Of course, in the final moments of the film, Marker runs images already portrayed in Sans Soleil through Yamaneko’s ‘Zone’ in an effort to align its own images with that of a constructed and linear fashioning of history. By placing its own images in the same trajectory as the earlier historical images run through the ‘Zone’, Marker acknowledges Sans Soleil’s own inevitable constructing of history through its images and its privileging of a certain vision of the past, even as it struggles against such a thing. David Montero addresses this action and attributes it to a “healthy uselessness” (2006, 114); an acknowledgement of the dominant modes of representation stalling any attempt to operate outside of its boundaries. It is only in Yamaneko’s ‘Zone’ that we may find a brand new dialogue and format in which to comprehend reality and history through images that is solely subjective and democratic. In the film’s final words, the narrator asks: “Will there be another letter?” In this also deceptively simple statement we understand Marker to be calling for a full realisation of the modes of representation inherent in the ‘Zone’. Whether we will ever reach this destination seems, according to Marker, unlikely, but the open nature of further letters being sent remains hopeful at least. Perhaps one day, there will be emus in the ‘Zone’.

References

Alter, Nora M. Contemporary Film Directors: Chris Marker. Urbana and Chicago: University of Illinois Press, 2006.
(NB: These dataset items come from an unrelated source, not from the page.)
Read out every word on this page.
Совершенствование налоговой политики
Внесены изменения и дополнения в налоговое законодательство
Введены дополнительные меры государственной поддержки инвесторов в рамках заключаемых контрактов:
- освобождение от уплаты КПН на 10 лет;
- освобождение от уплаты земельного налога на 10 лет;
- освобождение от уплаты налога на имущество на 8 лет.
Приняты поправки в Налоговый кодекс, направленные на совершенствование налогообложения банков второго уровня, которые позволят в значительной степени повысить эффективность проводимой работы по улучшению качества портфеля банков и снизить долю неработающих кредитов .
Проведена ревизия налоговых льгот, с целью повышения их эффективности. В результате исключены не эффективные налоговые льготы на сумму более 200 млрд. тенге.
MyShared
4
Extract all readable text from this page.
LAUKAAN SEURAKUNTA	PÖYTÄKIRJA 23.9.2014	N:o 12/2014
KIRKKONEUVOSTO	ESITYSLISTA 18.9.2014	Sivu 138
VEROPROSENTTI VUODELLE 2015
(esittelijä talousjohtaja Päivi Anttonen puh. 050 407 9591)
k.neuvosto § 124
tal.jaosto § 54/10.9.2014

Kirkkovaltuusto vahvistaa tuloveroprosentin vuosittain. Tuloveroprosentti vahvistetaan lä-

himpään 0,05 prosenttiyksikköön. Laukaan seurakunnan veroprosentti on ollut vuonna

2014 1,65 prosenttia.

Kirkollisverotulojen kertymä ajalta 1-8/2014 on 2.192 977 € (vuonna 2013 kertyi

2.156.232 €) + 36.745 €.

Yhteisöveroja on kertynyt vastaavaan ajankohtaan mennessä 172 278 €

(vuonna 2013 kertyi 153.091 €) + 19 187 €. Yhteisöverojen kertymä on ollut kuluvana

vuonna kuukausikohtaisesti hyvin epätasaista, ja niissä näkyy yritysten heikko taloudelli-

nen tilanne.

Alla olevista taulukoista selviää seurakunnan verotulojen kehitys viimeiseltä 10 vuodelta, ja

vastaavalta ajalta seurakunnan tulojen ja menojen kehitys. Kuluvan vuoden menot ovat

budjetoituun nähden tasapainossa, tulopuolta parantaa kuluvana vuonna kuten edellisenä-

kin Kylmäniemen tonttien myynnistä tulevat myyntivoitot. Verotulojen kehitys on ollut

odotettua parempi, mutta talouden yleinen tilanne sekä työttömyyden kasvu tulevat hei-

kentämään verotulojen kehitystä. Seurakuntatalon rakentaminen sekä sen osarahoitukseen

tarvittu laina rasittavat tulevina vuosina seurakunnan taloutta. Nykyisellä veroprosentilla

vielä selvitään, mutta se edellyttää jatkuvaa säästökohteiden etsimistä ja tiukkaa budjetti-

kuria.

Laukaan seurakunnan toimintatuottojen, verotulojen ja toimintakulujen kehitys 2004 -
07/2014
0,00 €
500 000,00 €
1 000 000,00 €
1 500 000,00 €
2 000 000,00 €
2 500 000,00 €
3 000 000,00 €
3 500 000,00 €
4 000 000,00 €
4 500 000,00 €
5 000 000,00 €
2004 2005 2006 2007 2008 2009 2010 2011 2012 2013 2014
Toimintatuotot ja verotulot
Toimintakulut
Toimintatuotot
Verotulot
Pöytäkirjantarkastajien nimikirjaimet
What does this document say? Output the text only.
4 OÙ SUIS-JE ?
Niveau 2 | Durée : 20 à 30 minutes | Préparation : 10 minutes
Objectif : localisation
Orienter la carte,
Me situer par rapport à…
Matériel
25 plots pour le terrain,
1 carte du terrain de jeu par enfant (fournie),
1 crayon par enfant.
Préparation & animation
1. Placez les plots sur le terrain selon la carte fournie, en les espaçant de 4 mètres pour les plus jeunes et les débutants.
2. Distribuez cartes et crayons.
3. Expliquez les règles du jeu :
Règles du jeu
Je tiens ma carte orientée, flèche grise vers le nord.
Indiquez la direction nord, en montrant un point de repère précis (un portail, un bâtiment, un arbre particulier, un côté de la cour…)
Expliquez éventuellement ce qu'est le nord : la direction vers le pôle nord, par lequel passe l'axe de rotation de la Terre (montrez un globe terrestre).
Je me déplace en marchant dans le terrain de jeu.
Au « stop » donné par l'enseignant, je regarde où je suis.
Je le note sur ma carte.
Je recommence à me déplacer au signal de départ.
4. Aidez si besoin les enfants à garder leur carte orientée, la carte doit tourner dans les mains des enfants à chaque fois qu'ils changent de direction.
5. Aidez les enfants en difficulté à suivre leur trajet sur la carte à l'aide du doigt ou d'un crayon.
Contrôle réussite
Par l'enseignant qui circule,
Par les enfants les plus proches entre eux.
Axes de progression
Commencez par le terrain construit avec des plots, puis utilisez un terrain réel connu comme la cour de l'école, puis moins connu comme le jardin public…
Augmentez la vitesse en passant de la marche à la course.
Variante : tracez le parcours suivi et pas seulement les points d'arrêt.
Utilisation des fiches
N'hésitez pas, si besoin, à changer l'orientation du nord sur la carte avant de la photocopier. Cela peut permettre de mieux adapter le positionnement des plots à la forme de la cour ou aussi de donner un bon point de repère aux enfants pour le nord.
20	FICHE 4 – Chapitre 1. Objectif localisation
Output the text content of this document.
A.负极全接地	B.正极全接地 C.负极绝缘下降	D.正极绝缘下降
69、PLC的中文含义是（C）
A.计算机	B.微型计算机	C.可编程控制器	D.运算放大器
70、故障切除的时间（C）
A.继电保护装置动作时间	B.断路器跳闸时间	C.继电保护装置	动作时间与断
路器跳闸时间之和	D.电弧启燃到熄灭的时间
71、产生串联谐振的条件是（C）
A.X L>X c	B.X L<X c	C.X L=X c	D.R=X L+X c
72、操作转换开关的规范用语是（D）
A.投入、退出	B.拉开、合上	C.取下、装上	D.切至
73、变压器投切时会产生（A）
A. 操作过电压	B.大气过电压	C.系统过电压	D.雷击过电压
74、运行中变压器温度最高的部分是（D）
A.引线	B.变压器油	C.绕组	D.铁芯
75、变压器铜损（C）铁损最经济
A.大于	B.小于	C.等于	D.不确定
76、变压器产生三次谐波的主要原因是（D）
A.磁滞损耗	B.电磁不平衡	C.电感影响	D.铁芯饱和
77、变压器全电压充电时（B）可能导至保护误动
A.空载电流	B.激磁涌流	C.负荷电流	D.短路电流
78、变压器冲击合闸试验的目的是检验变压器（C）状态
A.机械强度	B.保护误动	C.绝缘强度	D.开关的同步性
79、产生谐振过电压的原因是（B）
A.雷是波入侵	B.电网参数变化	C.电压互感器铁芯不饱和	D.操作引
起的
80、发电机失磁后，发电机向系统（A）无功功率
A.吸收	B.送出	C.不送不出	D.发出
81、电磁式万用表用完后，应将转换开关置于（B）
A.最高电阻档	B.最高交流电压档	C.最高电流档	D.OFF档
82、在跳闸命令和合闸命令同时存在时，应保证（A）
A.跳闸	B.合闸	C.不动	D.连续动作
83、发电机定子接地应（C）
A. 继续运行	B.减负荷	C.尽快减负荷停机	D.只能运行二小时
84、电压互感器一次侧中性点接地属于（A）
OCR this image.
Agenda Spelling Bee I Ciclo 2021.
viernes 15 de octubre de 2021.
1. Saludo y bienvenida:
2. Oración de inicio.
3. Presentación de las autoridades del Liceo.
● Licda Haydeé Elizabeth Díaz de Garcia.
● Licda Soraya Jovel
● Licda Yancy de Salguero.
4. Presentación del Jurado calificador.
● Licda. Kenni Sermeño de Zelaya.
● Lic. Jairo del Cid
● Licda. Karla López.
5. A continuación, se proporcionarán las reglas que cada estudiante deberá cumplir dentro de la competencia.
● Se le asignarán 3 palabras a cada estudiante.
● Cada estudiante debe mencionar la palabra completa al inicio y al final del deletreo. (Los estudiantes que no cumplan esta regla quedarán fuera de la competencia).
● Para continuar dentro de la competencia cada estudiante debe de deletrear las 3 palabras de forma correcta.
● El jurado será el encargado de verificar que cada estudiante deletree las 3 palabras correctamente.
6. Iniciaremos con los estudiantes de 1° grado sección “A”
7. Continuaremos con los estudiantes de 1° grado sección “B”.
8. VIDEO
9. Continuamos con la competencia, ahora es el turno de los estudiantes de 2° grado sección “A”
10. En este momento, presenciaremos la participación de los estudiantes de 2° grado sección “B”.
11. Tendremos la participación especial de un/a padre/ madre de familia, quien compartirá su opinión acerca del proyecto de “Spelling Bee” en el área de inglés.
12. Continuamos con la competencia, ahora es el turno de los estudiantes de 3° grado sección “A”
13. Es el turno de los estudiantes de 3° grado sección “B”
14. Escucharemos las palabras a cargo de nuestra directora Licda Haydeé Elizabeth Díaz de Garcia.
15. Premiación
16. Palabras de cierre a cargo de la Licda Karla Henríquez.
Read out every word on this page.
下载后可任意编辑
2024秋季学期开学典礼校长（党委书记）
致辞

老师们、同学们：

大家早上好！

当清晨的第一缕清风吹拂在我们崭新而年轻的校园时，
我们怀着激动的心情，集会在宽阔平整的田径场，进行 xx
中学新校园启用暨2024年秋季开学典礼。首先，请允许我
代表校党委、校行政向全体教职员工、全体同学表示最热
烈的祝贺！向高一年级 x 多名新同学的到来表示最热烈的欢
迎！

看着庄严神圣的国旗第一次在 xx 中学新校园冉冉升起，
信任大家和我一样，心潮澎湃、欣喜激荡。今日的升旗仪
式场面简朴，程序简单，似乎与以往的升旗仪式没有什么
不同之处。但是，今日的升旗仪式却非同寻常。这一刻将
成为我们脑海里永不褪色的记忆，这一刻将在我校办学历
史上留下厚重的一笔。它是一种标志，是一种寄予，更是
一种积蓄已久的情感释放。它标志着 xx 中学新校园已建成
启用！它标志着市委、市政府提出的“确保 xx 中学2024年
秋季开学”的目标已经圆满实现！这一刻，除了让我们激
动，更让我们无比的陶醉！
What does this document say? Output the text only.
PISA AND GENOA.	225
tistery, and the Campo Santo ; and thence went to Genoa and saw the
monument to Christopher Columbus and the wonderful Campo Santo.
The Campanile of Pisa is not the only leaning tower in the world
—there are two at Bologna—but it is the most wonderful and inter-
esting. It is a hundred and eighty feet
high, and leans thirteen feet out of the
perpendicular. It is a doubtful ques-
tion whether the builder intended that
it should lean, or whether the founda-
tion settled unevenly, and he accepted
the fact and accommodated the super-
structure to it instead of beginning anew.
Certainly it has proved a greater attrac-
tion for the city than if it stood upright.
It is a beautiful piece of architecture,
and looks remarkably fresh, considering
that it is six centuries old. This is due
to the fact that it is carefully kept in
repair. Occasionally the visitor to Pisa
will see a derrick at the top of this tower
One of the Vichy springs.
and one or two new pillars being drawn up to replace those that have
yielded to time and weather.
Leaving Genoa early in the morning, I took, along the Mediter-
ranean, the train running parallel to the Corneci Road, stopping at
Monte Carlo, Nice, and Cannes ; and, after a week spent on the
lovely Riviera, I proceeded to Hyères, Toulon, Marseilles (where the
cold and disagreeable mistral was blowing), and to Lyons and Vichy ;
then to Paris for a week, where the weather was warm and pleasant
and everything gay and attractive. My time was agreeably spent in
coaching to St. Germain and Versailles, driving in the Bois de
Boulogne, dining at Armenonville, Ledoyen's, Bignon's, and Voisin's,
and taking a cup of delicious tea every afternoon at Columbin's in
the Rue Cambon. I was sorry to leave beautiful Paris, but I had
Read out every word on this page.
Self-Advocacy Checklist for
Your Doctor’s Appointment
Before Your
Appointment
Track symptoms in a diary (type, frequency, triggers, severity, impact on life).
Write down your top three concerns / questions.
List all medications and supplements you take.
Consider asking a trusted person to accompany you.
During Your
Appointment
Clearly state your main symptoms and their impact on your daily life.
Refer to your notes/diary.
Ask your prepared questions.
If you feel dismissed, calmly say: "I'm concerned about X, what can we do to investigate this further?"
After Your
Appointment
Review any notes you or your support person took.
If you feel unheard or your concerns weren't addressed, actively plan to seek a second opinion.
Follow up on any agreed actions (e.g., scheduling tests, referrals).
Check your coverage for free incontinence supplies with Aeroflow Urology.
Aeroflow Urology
Branigan, Edward. “Post-Modernism and Documentary in Sans Soleil.” In Narrative Comprehension and Film. New York: Routledge, 1992.

Lindroos, Kia. “Aesthetic Political Thought: Benjamin and Marker Revisited.” Alternatives 28 (2003): 233-52.

Marker, Chris. “Sans Soleil.” The Criterion Collection, 1983.

Maver, Carol. “Happiness with a Long Piece of Black Leader: Chris Marker’s Sans Soleil.” Art History 30, no. 5 (2007): 738-56.

Montero, David. “Film Also Ages: Time and Images in Chris Marker’s Sans Soleil.” Studies in French Cinema 6, no. 2 (2006): 107-15.

Rosenstone, Robert A. “Sans Soleil: The Documentary as (Visionary) Truth.” In Visions of the Past: The Challenge of Film to Our Idea of History. Cambridge, London: Harvard University Press, 1995.

Tarkovsky, Andrei. “Stalker.” Kino Video, 1979.